The distribution of ∑PAH34 in the study ponds was bimodal, and further description of the most contaminated sites will aid in the interpretation of the subsequent “Risk Indicators” section. The highest ∑PAH34 concentrations were observed at: (1) an industrial pond located adjacent to an upland site used to store and process seasonal quantities of deicing sands (during spring), chip seal rock from residential streets (mostly summer), and street sweepings (during fall) from the City of Bloomington, MN (05-C; 234.9 mg/kg dw ∑PAH34); (2) another industrial pond that was located in a former wood treating Superfund site in New Brighton, MN that had been remediated (12-C; 102.3 mg/kg dw ∑PAH34); and (3) a commercial pond that received drainage from primarily commercial and also residential areas in North St. Paul, MN (09-C; 93.7 mg/kg dw ∑PAH34; Fig. 1, Table S16). These three stormwater ponds (median ∑PAH34 = 102.3 mg/kg dw) were significantly more contaminated than the other 12 ponds (median ∑PAH34 = 5.9 mg/kg dw; Mann–Whitney rank-sum test, p = 0.012). For pond sample 05-C, runoff from nearby street sweeping piles flowed into the pond, and these street sweepings likely contained abraded CT-sealant particles transported by way of stormwater runoff, vehicle tire tracking, and wind dispersion to nearby streets (Mahler et al. 2012).

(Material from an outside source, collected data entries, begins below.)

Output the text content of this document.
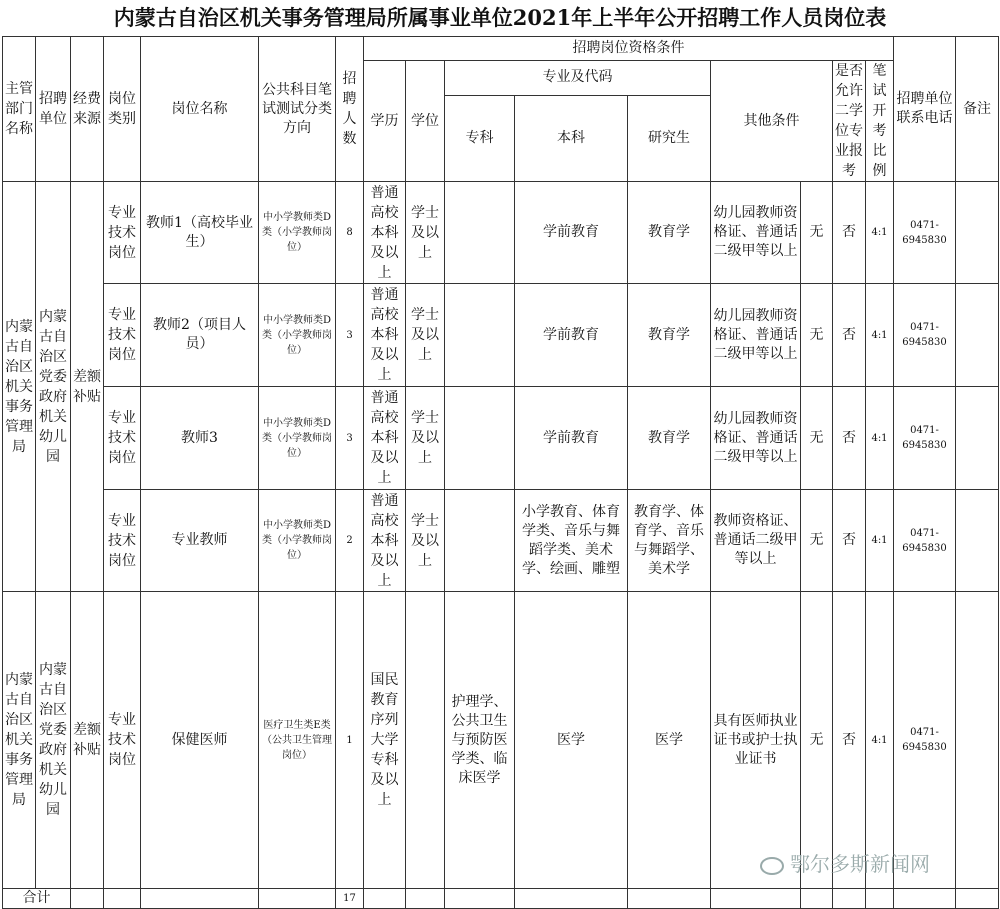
内蒙古自治区机关事务管理局所属事业单位2021年上半年公开招聘工作人员岗位表
主管部门名称	招聘单位	经费来源	岗位类别	岗位名称	公共科目笔试测试分类方向	招聘人数	招聘岗位资格条件									招聘单位联系电话	备注
							学历	学位	专业及代码			其他条件		是否允许二学位专业报考	笔试开考比例		
									专科	本科	研究生						
内蒙古自治区机关事务管理局	内蒙古自治区党委政府机关幼儿园	差额补贴	专业技术岗位	教师1（高校毕业生）	中小学教师类D类（小学教师岗位）	8	普通高校本科及以上	学士及以上		学前教育	教育学	幼儿园教师资格证、普通话二级甲等以上	无	否	4:1	0471-6945830	
			专业技术岗位	教师2（项目人员）	中小学教师类D类（小学教师岗位）	3	普通高校本科及以上	学士及以上		学前教育	教育学	幼儿园教师资格证、普通话二级甲等以上	无	否	4:1	0471-6945830	
			专业技术岗位	教师3	中小学教师类D类（小学教师岗位）	3	普通高校本科及以上	学士及以上		学前教育	教育学	幼儿园教师资格证、普通话二级甲等以上	无	否	4:1	0471-6945830	
			专业技术岗位	专业教师	中小学教师类D类（小学教师岗位）	2	普通高校本科及以上	学士及以上		小学教育、体育学类、音乐与舞蹈学类、美术学、绘画、雕塑	教育学、体育学、音乐与舞蹈学、美术学	教师资格证、普通话二级甲等以上	无	否	4:1	0471-6945830	
内蒙古自治区机关事务管理局	内蒙古自治区党委政府机关幼儿园	差额补贴	专业技术岗位	保健医师	医疗卫生类E类（公共卫生管理岗位）	1	国民教育序列大学专科及以上		护理学、公共卫生与预防医学类、临床医学	医学	医学	具有医师执业证书或护士执业证书	无	否	4:1	0471-6945830	
合计						17											
鄂尔多斯新闻网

CMB8.2 model run A results showed that CT-sealant sources comprised 87.2 % of the source apportionment of PAHs in these pond sediments (Table S11). For pond sample 12-C, PAH concentrations were approximately five times greater than those in other nearby pond, ditch, and wetland sediments from the former Superfund site (CH2M Hill et al. 2010). Although creosote was used in some of the former wood treating operations at this site, the distribution of PAHs in this sample was not consistent with the two- to four-ring PAH compounds that dominate creosote (Murphy and Brown 2005). Pentachlorophenol and chromated copper arsenate were the primary contaminants of concern in site soil near pond #12 before remediation (CH2M Hill et al. 2010). CT-sealant sources accounted for 77.1 % of the source apportionment of PAHs in pond #12 (Table S11), which had several parking lots draining into it. Pond #09 differed from these other two ponds in that vehicle-related sources (i.e., traffic tunnel air) comprised the major source apportionment of PAHs (51.1 %) followed by CT-sealant sources (34.4 %; Table S11).

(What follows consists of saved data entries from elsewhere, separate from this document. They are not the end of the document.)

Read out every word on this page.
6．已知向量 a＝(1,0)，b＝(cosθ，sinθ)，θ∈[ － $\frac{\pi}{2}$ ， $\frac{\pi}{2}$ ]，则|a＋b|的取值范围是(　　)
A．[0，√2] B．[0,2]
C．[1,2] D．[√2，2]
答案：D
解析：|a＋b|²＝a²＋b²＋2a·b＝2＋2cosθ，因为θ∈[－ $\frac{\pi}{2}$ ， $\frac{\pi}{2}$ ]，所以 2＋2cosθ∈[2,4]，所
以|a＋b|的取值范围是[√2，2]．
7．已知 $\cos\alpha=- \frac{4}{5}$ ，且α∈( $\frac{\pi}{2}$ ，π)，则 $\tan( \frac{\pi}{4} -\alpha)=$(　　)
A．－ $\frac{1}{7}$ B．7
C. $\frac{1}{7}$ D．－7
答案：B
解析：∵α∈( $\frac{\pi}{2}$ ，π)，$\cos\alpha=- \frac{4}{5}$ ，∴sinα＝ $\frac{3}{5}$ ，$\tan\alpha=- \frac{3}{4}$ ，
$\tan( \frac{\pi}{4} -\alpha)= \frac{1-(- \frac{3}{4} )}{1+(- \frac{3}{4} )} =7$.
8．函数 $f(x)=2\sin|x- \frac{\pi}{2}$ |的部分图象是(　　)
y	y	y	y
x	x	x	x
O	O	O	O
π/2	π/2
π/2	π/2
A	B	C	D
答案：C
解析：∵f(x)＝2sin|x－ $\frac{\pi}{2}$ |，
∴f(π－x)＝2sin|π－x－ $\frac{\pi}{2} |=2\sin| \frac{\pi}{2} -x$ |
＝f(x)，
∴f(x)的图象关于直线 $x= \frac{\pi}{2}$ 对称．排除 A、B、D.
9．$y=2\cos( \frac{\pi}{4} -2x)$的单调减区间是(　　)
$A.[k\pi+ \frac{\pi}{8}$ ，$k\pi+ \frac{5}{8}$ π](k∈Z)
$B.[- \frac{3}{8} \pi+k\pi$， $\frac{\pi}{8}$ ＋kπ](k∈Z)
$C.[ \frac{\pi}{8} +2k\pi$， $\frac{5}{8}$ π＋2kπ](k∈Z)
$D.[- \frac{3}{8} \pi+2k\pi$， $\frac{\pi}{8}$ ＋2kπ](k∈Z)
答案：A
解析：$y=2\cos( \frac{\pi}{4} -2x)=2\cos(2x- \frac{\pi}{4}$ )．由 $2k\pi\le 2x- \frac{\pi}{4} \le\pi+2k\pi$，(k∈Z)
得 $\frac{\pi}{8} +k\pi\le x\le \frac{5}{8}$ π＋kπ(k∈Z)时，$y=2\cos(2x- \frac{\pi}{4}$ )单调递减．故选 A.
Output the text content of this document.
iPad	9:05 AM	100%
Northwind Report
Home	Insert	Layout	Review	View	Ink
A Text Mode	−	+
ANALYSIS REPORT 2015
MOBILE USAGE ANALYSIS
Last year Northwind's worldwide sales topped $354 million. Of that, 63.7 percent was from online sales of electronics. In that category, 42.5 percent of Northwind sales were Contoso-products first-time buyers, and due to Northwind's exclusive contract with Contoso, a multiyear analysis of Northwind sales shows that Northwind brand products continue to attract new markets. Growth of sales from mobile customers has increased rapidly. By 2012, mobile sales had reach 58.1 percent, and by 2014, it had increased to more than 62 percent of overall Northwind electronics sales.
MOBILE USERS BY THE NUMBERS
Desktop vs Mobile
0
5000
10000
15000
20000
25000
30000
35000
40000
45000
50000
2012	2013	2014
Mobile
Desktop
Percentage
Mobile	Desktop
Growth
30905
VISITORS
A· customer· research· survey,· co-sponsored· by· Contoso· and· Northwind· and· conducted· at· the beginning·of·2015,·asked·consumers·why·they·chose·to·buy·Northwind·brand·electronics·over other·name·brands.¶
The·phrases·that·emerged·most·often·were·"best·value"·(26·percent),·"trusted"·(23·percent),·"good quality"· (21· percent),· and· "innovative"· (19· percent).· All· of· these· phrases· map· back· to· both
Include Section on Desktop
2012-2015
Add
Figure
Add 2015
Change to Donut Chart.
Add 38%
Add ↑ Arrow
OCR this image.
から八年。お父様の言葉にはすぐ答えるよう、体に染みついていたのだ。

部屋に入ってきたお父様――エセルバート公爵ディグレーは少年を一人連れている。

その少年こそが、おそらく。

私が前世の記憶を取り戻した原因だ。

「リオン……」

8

Further statistical analysis of the PAH and ancillary data were performed in preparation for assessing correlations with the data. The normality of the ∑PAH34 and ancillary data concentrations was accessed using Shapiro–Wilk normality test for which black carbon, clay and silt fractions, specific surface area of particles, and total clay, silt, and sand passed normality (p < 0.05; Table S17). ∑PAH34 (and other PAH fractions described in the previous section), TOC, sand fractions, and median particle size all failed normality (p < 0.05; Table S17). Data failing normality were log-transformed, and the Shapiro–Wilk normality test was run again, which achieved normality for most parameters (Table S18). The fine sand fraction and LMW PAHs still failed normality, and these parameters were transformed with square-root and inverse transformation, respectively, to pass the normality test (Table S18).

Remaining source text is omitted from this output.